2. Convert mixed numbers to improper fractions for easier calculations:
- [tex]\(8 \frac{1}{4} = 8 + \frac{1}{4} = \frac{32}{4} + \frac{1}{4} = \frac{33}{4} \, \text{kg}\)[/tex]
- [tex]\(194 \frac{1}{4} = 194 + \frac{1}{4} = \frac{776}{4} + \frac{1}{4} = \frac{777}{4} \, ₹\)[/tex]
3. Find the cost per kilogram:
- Cost per kg = Total cost / Total weight
- Cost per kg = [tex]\( \frac{\frac{777}{4}}{\frac{33}{4}} = \frac{777}{33} = 23.5454545454545 \, ₹/ \; \text{kg} \)[/tex]
4. Calculate the cost for [tex]\(3 \frac{3}{4} \, \text{kg}\)[/tex]:
- Convert [tex]\(3 \frac{3}{4}\)[/tex] to an improper fraction:
[tex]\(3 \frac{3}{4} = 3 + \frac{3}{4} = \frac{12}{4} + \frac{3}{4} = \frac{15}{4} \, \text{kg}\)[/tex]
- Total cost = Cost per kg [tex]\(*\)[/tex] weight in kg
- Total cost = [tex]\( 23.5454545454545 \times \frac{15}{4} = 88.2954545454545 \, ₹ \)[/tex]
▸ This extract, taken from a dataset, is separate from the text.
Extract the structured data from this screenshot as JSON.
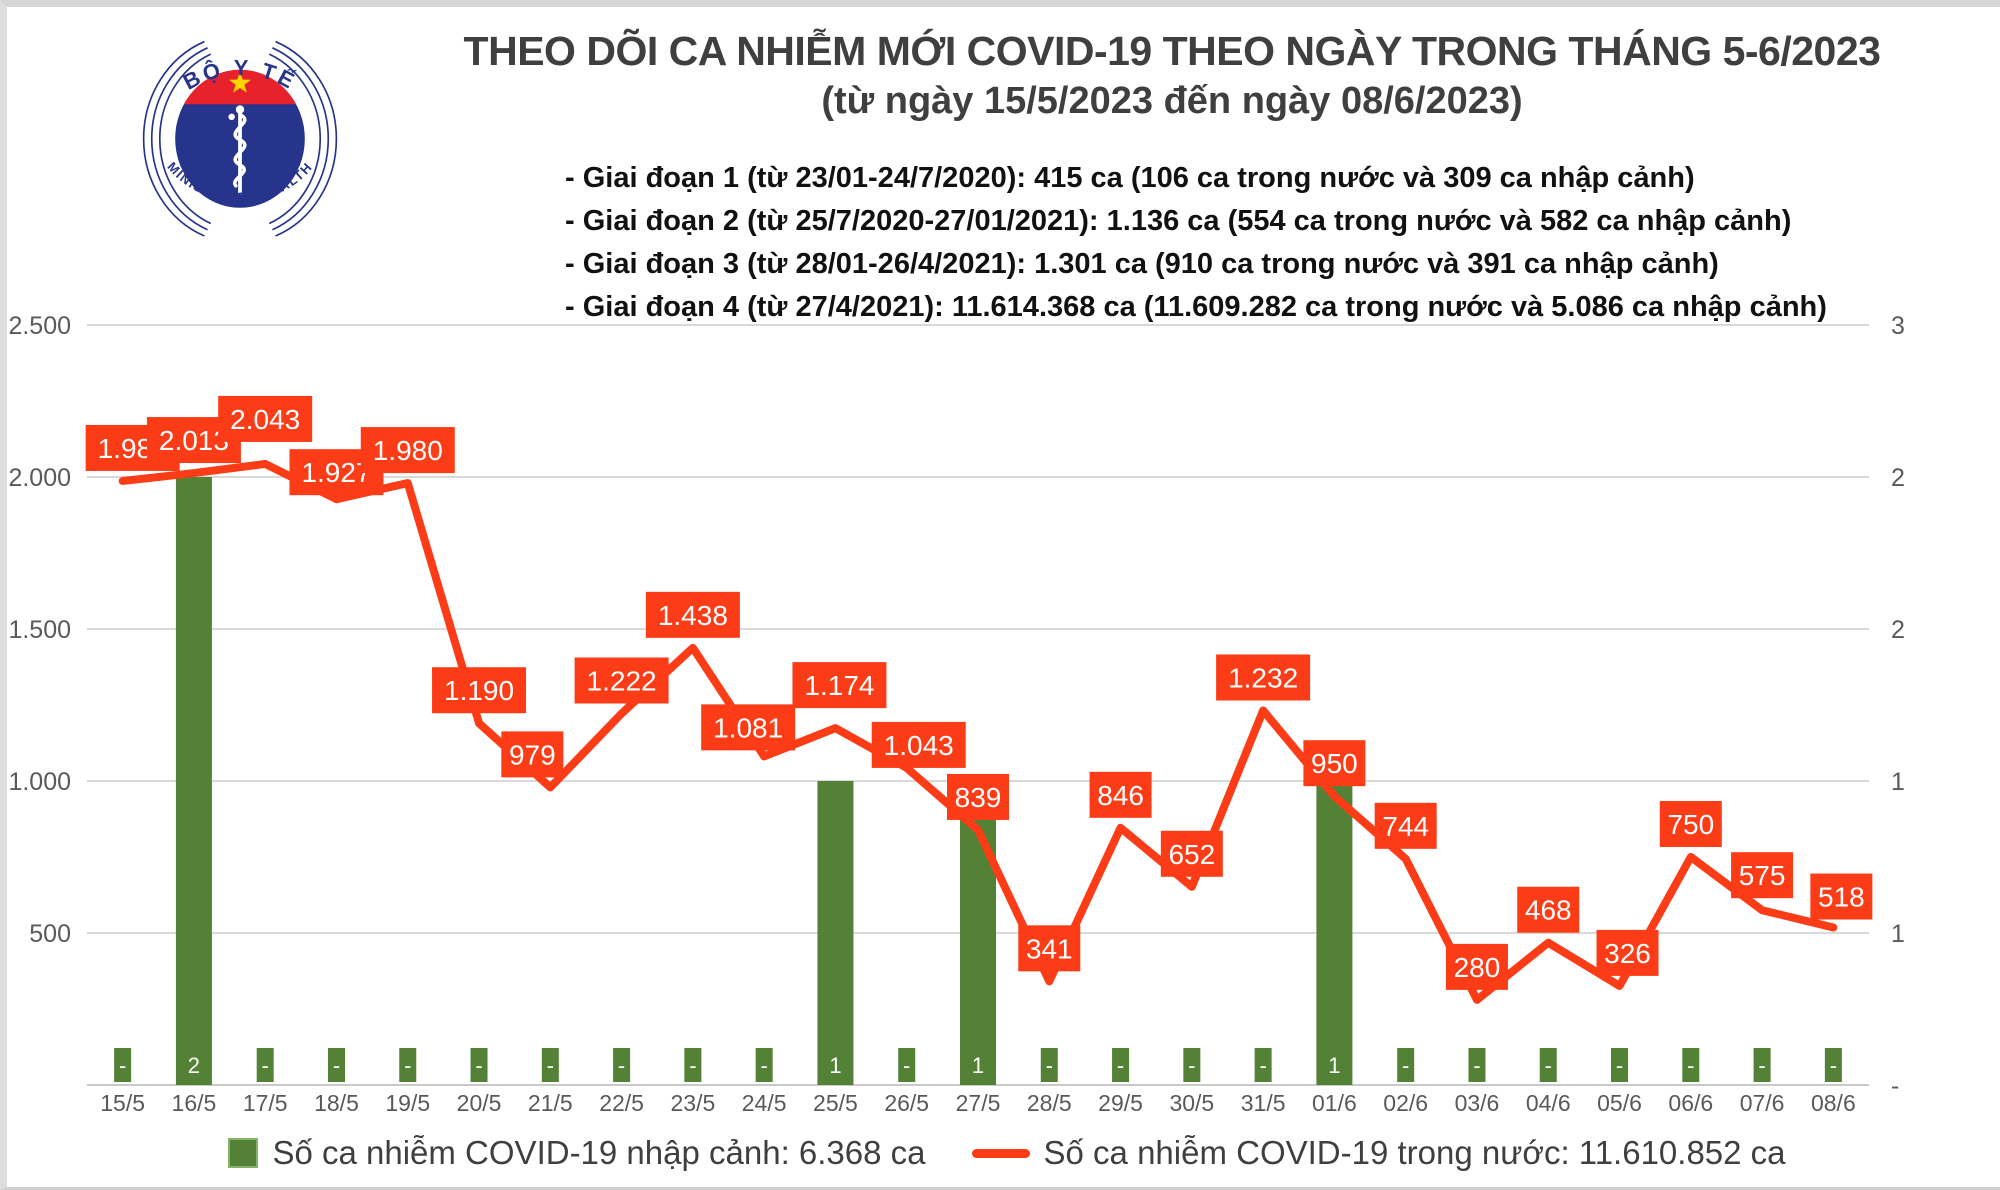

### Problem 2: Finding how many jars each of capacity [tex]\(2 \frac{1}{4} \, \text{l}\)[/tex] can be filled from a tank of [tex]\(28 \frac{1}{8} \, \text{l}\)[/tex]
1. Understand the given values:
- Tank capacity: [tex]\(28 \frac{1}{8} \, \text{l}\)[/tex]
- Jar capacity: [tex]\(2 \frac{1}{4} \, \text{l}\)[/tex]
2. Convert mixed numbers to improper fractions for easier calculations:
- Tank capacity: [tex]\(28 \frac{1}{8} = 28 + \frac{1}{8} = \frac{224}{8} + \frac{1}{8} = \frac{225}{8} \, \text{l}\)[/tex]
- Jar capacity: [tex]\(2 \frac{1}{4} = 2 + \frac{1}{4} = \frac{8}{4} + \frac{1}{4} = \frac{9}{4} \, \text{l}\)[/tex]
3. Determine the number of jars that can be filled:
- Number of jars = Total tank capacity / Capacity of one jar
- Number of jars = [tex]\( \frac{\frac{225}{8}}{\frac{9}{4}} = \frac{225}{8} \times \frac{4}{9} = \frac{225 \times 4}{8 \times 9} = \frac{900}{72} = 12.5 \, \text{jars} \)[/tex]
Thus, the cost for [tex]\(3 \frac{3}{4} \, \text{kg}\)[/tex] of tomatoes is [tex]\(₹88.295 \approx ₹88.30 \)[/tex], and the number of jars that can be filled from the tank is [tex]\(12.5\)[/tex].